Wer ist berechtigt eine Rechnung auszustellen?
Teil V der Reihe „Rechnung & Vorsteuer„
WER ist Rechnungsersteller?
Der Aussteller einer Rechnung muss in jedem Fall UNTERNEHMER sein. Dies ergibt sich aus den Regelungen über die Rechnungstellung und den Vorsteuerabzug, die sich im Umsatzsteuergesetz (UStG) befinden.
Hiernach ist Unternehmer (§ 2 Abs. 1 UStG), WER eine gewerbliche oder berufliche Tätigkeit selbständig ausübt. Dies können sowohl natürliche als auch juristische Personen sowie Personenzusammenschlüsse sein.
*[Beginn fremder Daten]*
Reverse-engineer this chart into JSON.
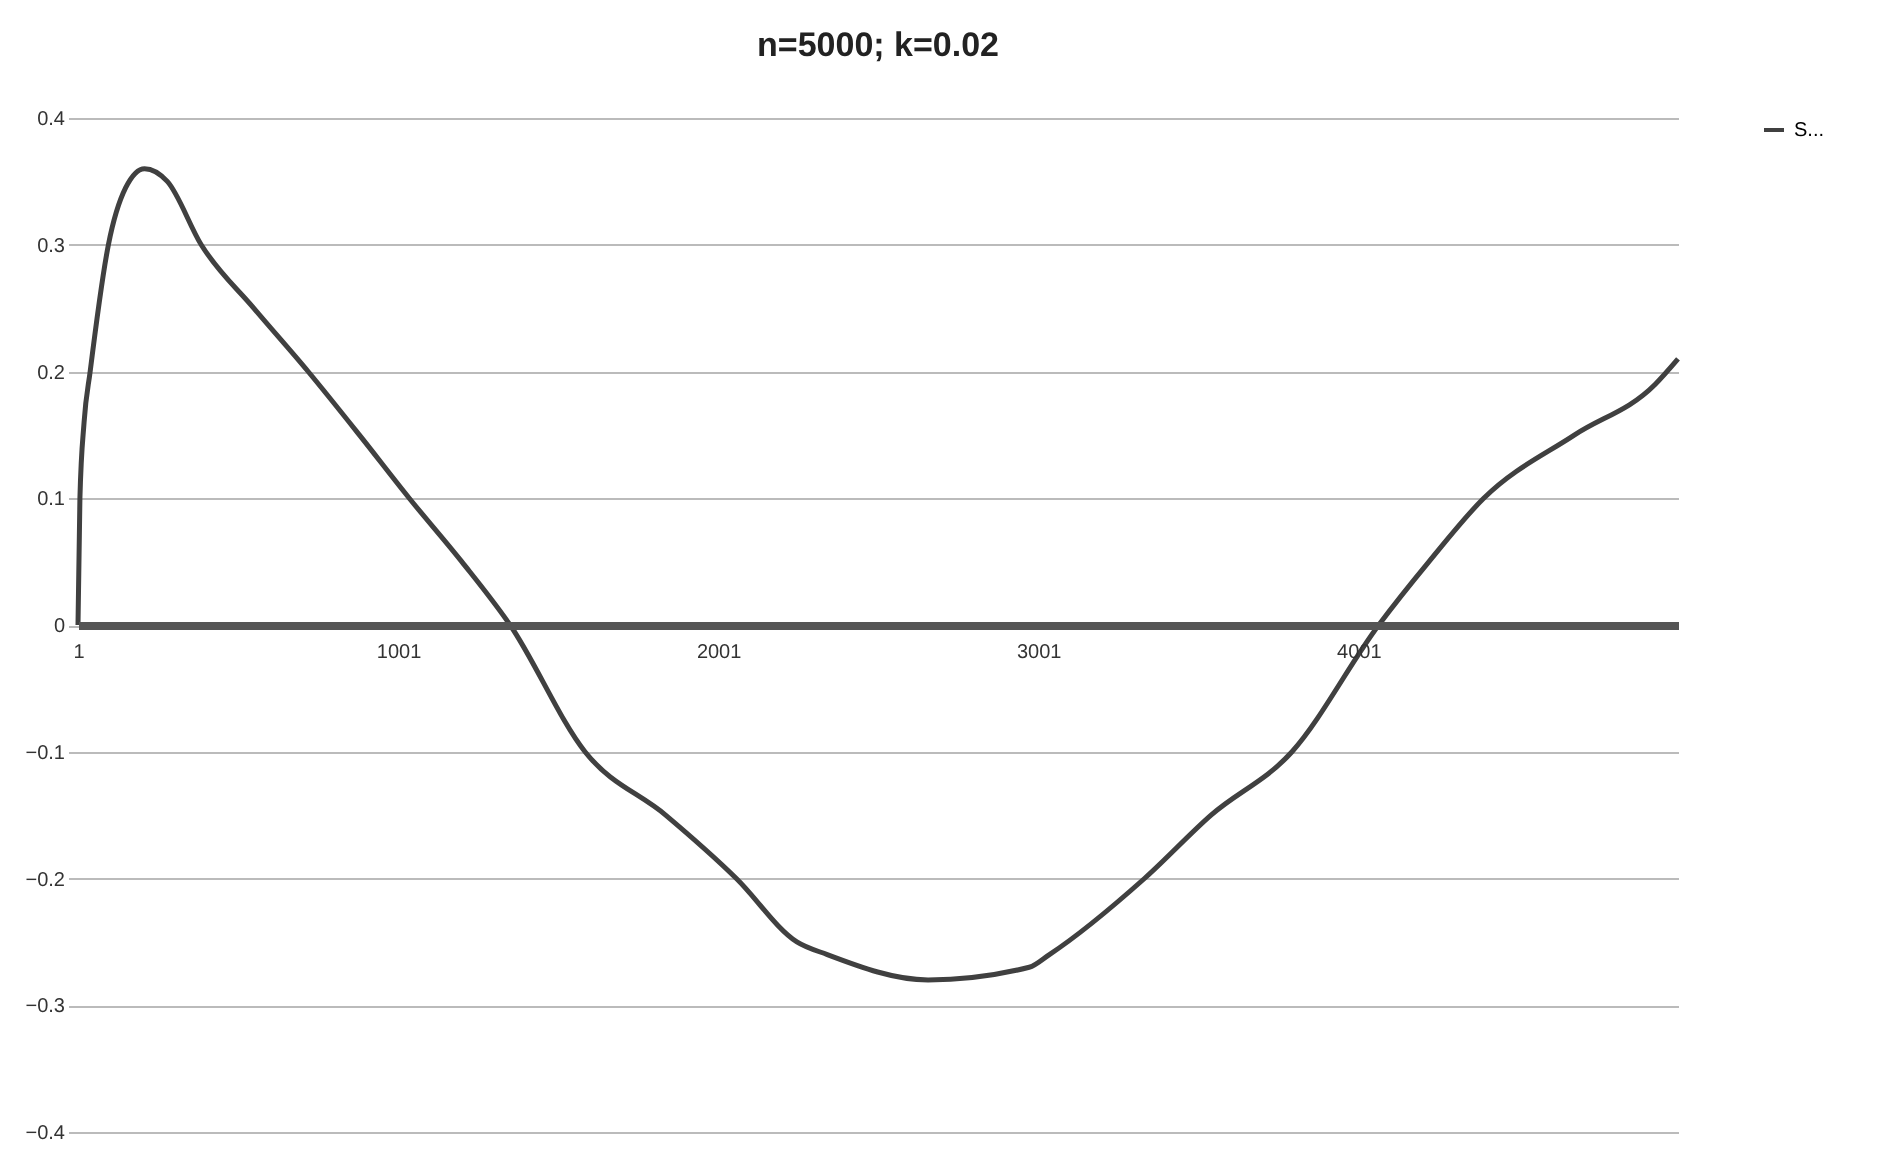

Unternehmer ist folglich jedes selbständig tätige Wirtschaftsgebilde, das nachhaltig Leistungen gegen Entgelt ausführt [1].
In der neuen E-Rechnungsverordnung (E-ReVO) [2] findet sich in § 2 folgende Definition für „Rechnung“. Hier wird außerdem auf die Legaldefinition „Unternehmer“ des § 14 Abs. 1 BGB sowohl für den Rechnungsaussteller wie für den Rechnungsempfänger verwiesen:
Begriffsbestimmungen nach E-Rechnungs-Verordnung (E-RechVO)
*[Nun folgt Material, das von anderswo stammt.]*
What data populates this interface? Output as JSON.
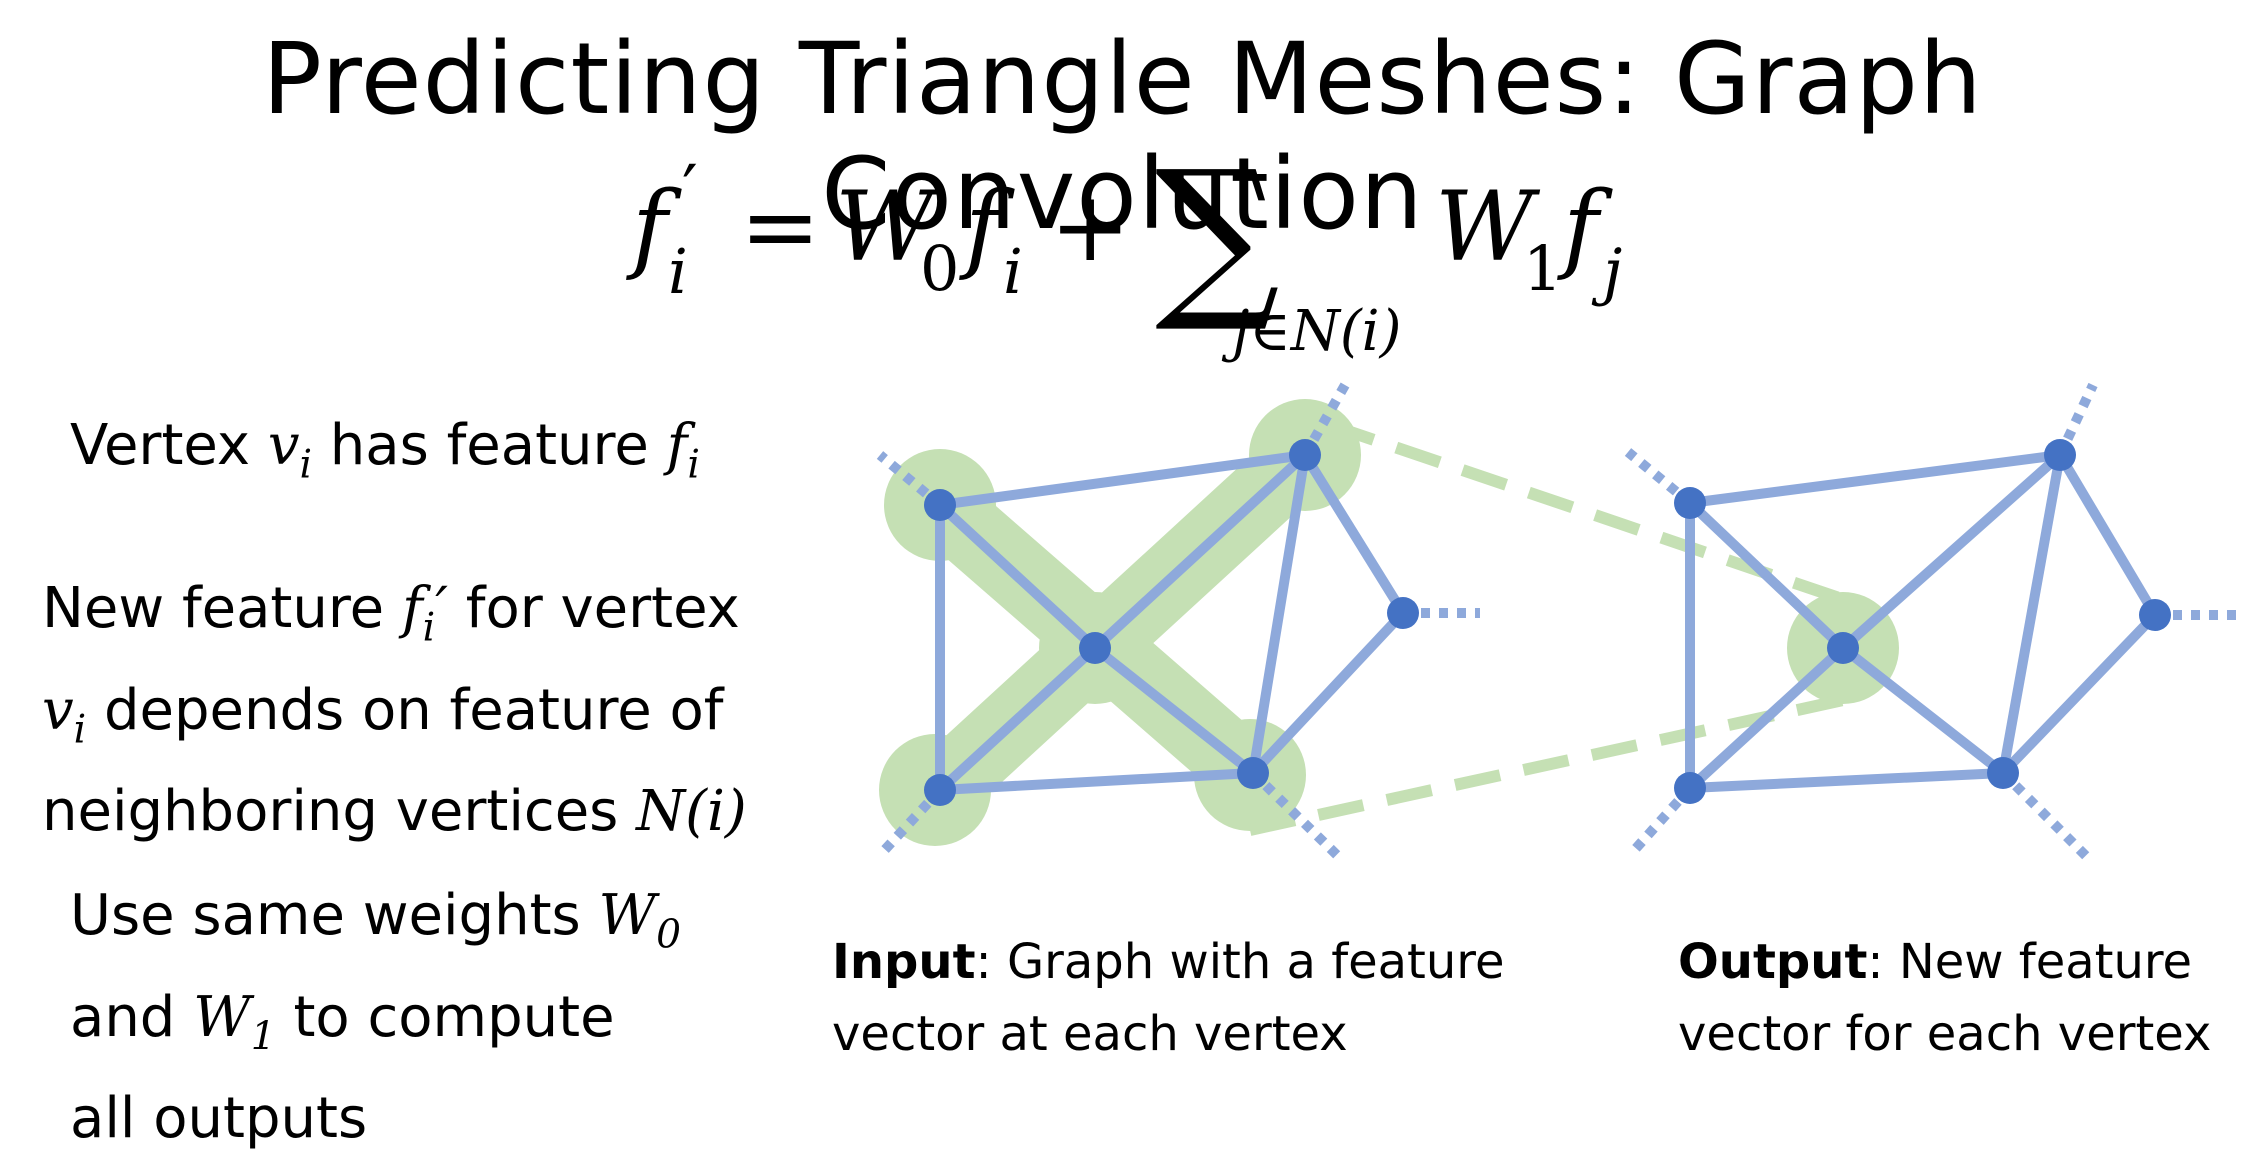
{
  "title": "Predicting Triangle Meshes: Graph Convolution",
  "formula": {
    "lhs": "f",
    "lhs_sub": "i",
    "lhs_prime": "′",
    "equals": "=",
    "w0": "W",
    "w0_sub": "0",
    "f_i": "f",
    "f_i_sub": "i",
    "plus": "+",
    "sum": "∑",
    "sum_sub": "j∈N(i)",
    "w1": "W",
    "w1_sub": "1",
    "f_j": "f",
    "f_j_sub": "j"
  },
  "left_text": {
    "p1": {
      "a": "Vertex ",
      "v": "v",
      "v_sub": "i",
      "b": " has feature ",
      "f": "f",
      "f_sub": "i"
    },
    "p2": {
      "a": "New feature ",
      "f": "f",
      "f_sub": "i",
      "prime": "′",
      "b": " for vertex",
      "v": "v",
      "v_sub": "i",
      "c": " depends on feature of",
      "d": "neighboring vertices ",
      "n": "N(i)"
    },
    "p3": {
      "a": "Use same weights ",
      "w0": "W",
      "w0_sub": "0",
      "b": "and ",
      "w1": "W",
      "w1_sub": "1",
      "c": " to compute",
      "d": "all outputs"
    }
  },
  "captions": {
    "input_bold": "Input",
    "input_rest": ": Graph with a feature",
    "input_line2": "vector at each vertex",
    "output_bold": "Output",
    "output_rest": ": New feature",
    "output_line2": "vector for each vertex"
  },
  "colors": {
    "edge": "#8EA9DB",
    "vertex": "#4472C4",
    "highlight": "#C5E0B4",
    "dashed": "#C5E0B4"
  }
}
(1) Eine Rechnung ist jedes Dokument, mit dem eine Lieferung oder eine sonstige Leistung abgerechnet wird, gleichgültig, wie dieses Dokument im Geschäftsverkehr bezeichnet wird.
(2) Eine elektronische Rechnung ist jedes Dokument im Sinne von Absatz 1, wenn
- es in einem strukturierten elektronischen Format ausgestellt, übermittelt und empfangen wird und
- das Format die automatische und elektronische Verarbeitung des Dokuments ermöglicht.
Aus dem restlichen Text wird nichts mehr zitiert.